Войдя в тускло освещенный коридор, Фомин окинул взглядом родные стены. В комнате матери к нему вновь вернулось чувство реальности: хоть здесь почти все осталось по-старому.

Старенькая кровать, платяные шкафы, венские стулья – все как когда-то, давным-давно, словно и не уходил он их этой квартиры на восемнадцать лет… Скрип табуретки звучал музыкой далекого прошлого. Разве что телевизор, занавески и кое-какая мебель были новыми.

Мать не знала, куда усадить сына. Постоянно суетилась и от этого выглядела немного смешно и очень трогательно. Затем, усевшись на один только миг напротив Монаха, она спохватилась:

– Ой, да что это я тут расселась, ты ж голоден с дороги дальней. Пойду соберу на стол.

– Не надо, мама, – он попытался ее остановить, – посиди лучше со мной. Я не хочу есть.

– Как это ты не хочешь? Я, между прочим, тебя ждала, приготовила много вкусного, кстати, твои любимые пироги с ливером.
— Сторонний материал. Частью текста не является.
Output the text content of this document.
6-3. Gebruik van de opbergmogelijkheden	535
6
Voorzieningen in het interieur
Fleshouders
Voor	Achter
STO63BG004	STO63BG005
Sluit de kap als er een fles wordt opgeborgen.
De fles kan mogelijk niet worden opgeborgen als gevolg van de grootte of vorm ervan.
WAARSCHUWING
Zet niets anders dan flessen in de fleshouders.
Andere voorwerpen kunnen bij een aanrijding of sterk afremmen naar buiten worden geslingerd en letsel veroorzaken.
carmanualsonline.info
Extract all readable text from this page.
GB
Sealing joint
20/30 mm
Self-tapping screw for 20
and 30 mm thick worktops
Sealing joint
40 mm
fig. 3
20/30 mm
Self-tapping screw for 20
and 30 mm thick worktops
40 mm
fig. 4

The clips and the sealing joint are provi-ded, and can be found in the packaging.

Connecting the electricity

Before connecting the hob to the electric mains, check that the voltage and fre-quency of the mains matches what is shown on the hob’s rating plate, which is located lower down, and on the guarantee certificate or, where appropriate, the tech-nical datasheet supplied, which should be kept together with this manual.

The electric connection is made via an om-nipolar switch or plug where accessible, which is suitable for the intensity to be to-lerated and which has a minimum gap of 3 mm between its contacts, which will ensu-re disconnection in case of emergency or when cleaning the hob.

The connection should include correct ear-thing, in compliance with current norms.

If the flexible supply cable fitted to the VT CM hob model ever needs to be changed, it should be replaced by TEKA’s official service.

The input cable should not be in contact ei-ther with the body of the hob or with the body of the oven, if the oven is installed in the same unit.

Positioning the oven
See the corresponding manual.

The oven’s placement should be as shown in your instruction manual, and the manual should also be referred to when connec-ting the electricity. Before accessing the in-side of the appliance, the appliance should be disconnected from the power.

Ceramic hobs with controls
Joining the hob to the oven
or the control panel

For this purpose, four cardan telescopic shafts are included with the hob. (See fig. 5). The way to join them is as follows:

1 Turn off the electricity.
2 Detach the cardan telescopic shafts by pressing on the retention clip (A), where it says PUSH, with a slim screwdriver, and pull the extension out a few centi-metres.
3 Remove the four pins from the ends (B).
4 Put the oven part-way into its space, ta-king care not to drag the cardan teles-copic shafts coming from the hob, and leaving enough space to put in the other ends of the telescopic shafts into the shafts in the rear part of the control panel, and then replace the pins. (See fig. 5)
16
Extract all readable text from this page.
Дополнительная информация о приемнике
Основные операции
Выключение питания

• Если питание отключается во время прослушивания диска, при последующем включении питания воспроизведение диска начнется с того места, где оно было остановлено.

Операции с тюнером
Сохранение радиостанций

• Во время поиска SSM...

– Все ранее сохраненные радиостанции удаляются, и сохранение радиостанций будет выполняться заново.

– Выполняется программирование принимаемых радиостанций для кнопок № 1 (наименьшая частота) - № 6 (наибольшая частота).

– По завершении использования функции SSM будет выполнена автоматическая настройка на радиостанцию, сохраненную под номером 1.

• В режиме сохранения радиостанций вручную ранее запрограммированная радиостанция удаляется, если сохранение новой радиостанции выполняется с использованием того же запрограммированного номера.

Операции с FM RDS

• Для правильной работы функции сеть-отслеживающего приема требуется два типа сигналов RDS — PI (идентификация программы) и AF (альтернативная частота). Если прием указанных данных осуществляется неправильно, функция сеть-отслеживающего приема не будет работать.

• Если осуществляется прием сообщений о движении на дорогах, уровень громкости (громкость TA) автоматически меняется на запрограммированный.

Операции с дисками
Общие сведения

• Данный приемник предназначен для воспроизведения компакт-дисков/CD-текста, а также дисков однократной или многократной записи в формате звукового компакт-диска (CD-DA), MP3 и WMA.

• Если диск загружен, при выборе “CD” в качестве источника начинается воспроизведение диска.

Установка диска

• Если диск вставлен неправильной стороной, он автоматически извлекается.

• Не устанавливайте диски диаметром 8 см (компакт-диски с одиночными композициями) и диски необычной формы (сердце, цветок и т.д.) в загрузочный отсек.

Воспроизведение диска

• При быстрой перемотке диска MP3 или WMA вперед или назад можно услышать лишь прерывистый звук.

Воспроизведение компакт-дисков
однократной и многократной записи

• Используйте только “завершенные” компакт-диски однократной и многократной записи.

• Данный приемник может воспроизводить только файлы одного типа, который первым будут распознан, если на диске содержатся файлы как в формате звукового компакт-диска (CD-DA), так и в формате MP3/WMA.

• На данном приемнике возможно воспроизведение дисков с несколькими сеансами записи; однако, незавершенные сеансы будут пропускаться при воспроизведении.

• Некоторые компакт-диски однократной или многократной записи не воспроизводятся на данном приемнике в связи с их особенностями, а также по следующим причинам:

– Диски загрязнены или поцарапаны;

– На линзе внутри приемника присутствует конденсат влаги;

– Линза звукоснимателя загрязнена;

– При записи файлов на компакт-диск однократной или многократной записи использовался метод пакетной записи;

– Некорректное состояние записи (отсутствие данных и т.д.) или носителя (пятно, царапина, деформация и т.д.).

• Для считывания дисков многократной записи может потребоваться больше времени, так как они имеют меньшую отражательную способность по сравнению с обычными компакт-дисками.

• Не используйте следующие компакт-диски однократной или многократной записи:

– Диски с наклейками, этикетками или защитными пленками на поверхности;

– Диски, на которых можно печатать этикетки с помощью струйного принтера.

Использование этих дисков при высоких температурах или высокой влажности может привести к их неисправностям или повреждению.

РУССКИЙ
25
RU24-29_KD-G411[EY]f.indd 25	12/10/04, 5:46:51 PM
– Разве ты знала, что я приеду? – искренне удивился Фомин. – Я же не писал тебе точной даты!

– А мне Рома с Сашей сказали, – женщина имела в виду Бура и Музыканта. – Они вообще очень хорошие ребята. Рома как освободился три года назад, так почти каждую неделю ко мне заезжает. То продукты завезет, то деньги, говорил, от тебя. Правда, что ли?

– Правда, – ответил Монах, в душе и радуясь тому, что Бур не забывал о его матери, и в то же время удивляясь, что тот находил время так часто бывать у нее. – В лагере производство было, все работают. Ну, вот и получилось кое-что выкроить и тебе отослать. На пенсию-то твою не шибко протянешь!

– А я вот все думаю, как же ты мог там зарабатывать столько денег, да еще каждую неделю пересылать их мне, – на лице женщины отразилось неподдельное изумление, но затем, решив не надоедать сыну лишними вопросами, она поспешно выпалила: – А какое мое стариковское дело? Побегу на кухню, а то пирог подгорит.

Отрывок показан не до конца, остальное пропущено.